9Dans les milieux populaires, le capital social est généralement lié à des sociabilités de quartier (une rue, un bloc d’immeuble), même si l’exode rural et les migrations saisonnières amènent à nuancer cette proposition [13]. De plus, ces sociabilités peuvent être renforcées par des solidarités de clan. Ainsi dans le village de Marra (gouvernorat d’Alep), cinq clans occupent des quartiers distincts [14]. De plus, les sociabilités sont liées aux activités professionnelles et à des lieux spécifiques comme les cafés ou la mosquée du quartier [15]. Or, les villes étant des cibles prioritaires pour les belligérants, beaucoup de cafés et de restaurants ont fermé. Les quartiers les plus bombardés par le régime sont d’ailleurs les quartiers populaires, bastions des premières mobilisations. De surcroît, les bombardements du régime ciblent systématiquement les institutions (écoles, hôpitaux, bâtiments administratifs). Toute présence dans l’espace public devient risquée : personnes âgées devant leurs immeubles, enfants jouant dans la rue, files d’attente devant un magasin.
10La destruction du capital économique et l’insécurité affectent également le capital social des classes moyennes. Les biens immobiliers sont invendables (ou détruits), l’inflation déprécie sérieusement l’épargne. Entre 2011 et 2013, le prix du kilo de farine est multiplié par six, le litre d’essence par cinq, le kilo de sucre par trois [16]. Le prix de la nourriture et l’absence de chauffage en hiver paralysent le jeu normal de la sociabilité. Par ailleurs, la destruction par le régime des antennes-relais pour téléphones mobiles entrave les communications, notamment celles des jeunes chez qui l’utilisation du portable jouait un rôle central dans la sociabilité [17]. Les conditions de sécurité compliquent les déplacements, surtout quand les lignes de front sont mobiles. Dans ce contexte, la plupart de nos interlocuteurs disent avoir perdu contact avec leurs amis, voire leur famille [voir encadré « Le déclassement d’un professeur d’anglais », p. 30].
Le déclassement d’un professeur d’anglais
Avant la guerre, notre interlocuteur était professeur dans un lycée du centre-ville et tirait l’essentiel de ses revenus de cours particuliers dans un institut privé créé dans les années 2000. Il était propriétaire d’un appartement à Alep et d’une maison de campagne dans les environs d’Azaz où il se rendait régulièrement durant son temps libre et le week-end avec ses amis. L’insécurité a très largement fait disparaître sa sociabilité. Il cesse de se déplacer à l’extérieur d’Azaz, perd contact avec ses amis à Alep et à la campagne, dont beaucoup ont quitté Azaz pour se réfugier en Turquie. La fermeture du lycée lui fait également perdre la sociabilité liée à l’exercice de sa profession (collègues, parents), de même que ses revenus, et accroît son isolement. Son identité de professeur ne lui apporte plus la même reconnaissance sociale dans un contexte où ses anciens élèves, engagés dans la révolution et promus à de nouvelles fonctions, le déclassent.
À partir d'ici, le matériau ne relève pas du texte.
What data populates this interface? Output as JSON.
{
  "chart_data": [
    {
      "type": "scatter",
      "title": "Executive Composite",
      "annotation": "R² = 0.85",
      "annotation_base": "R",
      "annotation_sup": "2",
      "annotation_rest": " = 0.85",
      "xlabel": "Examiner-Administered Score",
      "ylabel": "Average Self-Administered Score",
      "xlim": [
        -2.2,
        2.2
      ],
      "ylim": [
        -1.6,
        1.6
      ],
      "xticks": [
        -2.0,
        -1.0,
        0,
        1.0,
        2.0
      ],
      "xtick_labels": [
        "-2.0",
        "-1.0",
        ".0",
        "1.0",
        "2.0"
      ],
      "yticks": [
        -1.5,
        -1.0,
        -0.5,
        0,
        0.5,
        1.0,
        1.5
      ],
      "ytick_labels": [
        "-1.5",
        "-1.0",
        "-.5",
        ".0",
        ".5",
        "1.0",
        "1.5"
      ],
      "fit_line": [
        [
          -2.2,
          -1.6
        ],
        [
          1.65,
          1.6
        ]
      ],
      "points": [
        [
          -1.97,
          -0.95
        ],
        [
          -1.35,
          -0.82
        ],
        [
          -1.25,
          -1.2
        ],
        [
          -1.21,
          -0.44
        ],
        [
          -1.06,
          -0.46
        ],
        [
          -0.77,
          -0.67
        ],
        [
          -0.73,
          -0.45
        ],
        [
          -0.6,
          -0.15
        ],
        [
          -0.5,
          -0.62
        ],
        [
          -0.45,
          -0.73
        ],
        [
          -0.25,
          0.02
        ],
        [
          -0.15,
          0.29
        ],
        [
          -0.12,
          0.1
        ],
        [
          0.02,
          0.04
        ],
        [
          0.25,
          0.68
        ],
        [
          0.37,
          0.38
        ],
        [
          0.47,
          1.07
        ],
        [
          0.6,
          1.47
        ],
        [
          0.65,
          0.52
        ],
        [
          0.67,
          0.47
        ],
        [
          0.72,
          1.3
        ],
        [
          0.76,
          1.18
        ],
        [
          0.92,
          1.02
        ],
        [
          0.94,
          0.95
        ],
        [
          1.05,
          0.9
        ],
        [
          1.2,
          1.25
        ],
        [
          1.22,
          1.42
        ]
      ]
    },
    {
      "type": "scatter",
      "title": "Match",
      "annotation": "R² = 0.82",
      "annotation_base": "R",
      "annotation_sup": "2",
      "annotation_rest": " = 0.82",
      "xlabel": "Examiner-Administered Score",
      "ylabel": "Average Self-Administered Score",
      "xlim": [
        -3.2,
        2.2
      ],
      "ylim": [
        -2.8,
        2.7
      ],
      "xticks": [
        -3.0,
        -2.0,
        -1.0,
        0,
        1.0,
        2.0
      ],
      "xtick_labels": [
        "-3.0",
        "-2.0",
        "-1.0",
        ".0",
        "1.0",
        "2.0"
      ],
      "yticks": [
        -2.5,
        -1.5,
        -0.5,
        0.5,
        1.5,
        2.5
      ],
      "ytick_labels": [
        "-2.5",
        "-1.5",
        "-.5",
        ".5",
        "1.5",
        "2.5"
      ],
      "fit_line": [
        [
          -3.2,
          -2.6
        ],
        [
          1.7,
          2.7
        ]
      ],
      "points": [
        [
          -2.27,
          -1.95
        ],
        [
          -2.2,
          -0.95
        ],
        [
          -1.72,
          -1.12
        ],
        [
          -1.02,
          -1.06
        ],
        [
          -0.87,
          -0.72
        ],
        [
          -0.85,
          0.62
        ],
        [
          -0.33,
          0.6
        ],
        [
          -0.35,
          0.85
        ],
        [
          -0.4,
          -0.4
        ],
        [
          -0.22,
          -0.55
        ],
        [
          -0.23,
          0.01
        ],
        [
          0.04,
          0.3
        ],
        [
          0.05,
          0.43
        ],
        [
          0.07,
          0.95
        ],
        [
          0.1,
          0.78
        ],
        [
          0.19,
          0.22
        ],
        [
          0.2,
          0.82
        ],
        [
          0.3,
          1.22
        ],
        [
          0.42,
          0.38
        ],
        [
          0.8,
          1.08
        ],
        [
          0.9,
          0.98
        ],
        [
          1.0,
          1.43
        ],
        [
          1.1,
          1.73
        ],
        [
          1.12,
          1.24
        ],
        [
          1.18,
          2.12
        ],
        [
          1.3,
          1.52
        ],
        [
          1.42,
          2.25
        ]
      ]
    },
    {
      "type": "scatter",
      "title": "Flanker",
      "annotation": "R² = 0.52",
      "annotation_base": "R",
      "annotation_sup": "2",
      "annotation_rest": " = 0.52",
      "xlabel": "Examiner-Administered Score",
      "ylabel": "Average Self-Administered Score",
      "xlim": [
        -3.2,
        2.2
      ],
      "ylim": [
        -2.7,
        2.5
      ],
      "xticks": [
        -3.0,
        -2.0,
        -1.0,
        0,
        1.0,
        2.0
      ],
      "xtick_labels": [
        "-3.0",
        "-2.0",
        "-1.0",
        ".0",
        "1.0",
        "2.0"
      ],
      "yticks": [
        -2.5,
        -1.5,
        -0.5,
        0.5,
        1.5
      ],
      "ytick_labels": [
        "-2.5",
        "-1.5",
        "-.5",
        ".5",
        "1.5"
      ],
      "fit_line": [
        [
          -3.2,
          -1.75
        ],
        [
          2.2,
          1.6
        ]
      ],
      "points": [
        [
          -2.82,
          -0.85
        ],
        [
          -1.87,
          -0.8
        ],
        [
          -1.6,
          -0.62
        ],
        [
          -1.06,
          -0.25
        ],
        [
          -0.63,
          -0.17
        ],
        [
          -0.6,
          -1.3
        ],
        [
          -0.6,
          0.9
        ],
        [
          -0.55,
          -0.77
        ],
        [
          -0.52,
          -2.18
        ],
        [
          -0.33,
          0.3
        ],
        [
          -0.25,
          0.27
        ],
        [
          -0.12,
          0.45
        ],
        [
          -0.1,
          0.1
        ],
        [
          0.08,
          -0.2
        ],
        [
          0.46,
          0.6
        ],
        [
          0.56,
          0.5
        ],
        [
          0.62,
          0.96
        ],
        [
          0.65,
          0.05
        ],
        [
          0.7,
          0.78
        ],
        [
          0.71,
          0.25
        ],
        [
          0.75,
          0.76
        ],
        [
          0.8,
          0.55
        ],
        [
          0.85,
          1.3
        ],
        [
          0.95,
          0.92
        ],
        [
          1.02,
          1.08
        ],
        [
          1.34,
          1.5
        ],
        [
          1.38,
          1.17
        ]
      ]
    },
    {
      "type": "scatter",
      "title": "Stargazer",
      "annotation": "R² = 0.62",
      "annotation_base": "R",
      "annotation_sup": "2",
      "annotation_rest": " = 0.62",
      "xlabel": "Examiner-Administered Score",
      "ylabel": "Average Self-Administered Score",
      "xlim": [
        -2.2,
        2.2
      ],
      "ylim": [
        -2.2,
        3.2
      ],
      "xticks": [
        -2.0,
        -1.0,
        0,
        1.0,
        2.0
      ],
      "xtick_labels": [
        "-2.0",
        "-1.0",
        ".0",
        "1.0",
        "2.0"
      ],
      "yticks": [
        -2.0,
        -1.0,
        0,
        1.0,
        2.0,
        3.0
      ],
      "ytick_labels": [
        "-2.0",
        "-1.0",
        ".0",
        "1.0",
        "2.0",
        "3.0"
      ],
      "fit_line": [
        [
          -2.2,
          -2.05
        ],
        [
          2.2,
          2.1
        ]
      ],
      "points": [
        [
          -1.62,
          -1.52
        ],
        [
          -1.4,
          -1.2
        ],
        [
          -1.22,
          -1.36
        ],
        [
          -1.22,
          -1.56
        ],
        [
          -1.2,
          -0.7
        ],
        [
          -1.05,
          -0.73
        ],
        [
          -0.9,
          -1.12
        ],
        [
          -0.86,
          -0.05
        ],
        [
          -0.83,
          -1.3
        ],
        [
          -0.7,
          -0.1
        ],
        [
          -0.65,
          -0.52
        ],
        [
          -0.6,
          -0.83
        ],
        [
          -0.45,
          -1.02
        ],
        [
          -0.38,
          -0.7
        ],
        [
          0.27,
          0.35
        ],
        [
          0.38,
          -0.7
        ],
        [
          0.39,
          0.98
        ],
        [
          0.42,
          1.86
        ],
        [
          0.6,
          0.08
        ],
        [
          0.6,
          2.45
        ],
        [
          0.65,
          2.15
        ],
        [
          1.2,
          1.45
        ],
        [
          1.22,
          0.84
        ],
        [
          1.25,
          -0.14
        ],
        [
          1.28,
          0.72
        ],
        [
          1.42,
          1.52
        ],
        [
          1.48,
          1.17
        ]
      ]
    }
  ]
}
11Par ailleurs, des millions de Syriens ont dû quitter leur domicile : les chiffres du HCR, en hausse, font état de près de trois millions de réfugiés (Jordanie, Liban, Turquie, Irak et Égypte) et de sept millions de déplacés internes au début de l’année 2014 [18]. Ces chiffres sont des estimations conservatrices ; plus de la moitié des Syriens ne vivent plus dans leur lieu de résidence habituel. Ces migrations affectent directement le capital social des individus qui se retrouvent coupés de leurs réseaux locaux et familiaux [19]. Pour les classes populaires, le départ est synonyme d’isolement et de perte de capital social. En particulier, les camps de réfugiés, auxquels ils sont condamnés faute de passeport, sont des lieux fermés où les individus se retrouvent isolés [20]. La formation d’un nouveau capital social nécessite du temps, d’autant qu’elle est compliquée par une instabilité des lieux de résidence (différents camps, migrations clandestines, retour en Syrie mais dans un endroit différent, etc.). Dans les classes moyennes, la possession d’un passeport permet d’échapper à l’internement et de s’intégrer plus facilement à des groupes d’exilés, mais ne permet pas de retrouver un métier qualifié. Enfin, pour les groupes les plus aisés, l’existence de réseaux sociaux antérieurs, notamment à l’extérieur du pays, facilite l’installation dans le monde arabe et occidental, à Paris, Londres, Beyrouth, Istanbul, Amman ou au Caire, où des communautés syriennes sont présentes depuis des décennies.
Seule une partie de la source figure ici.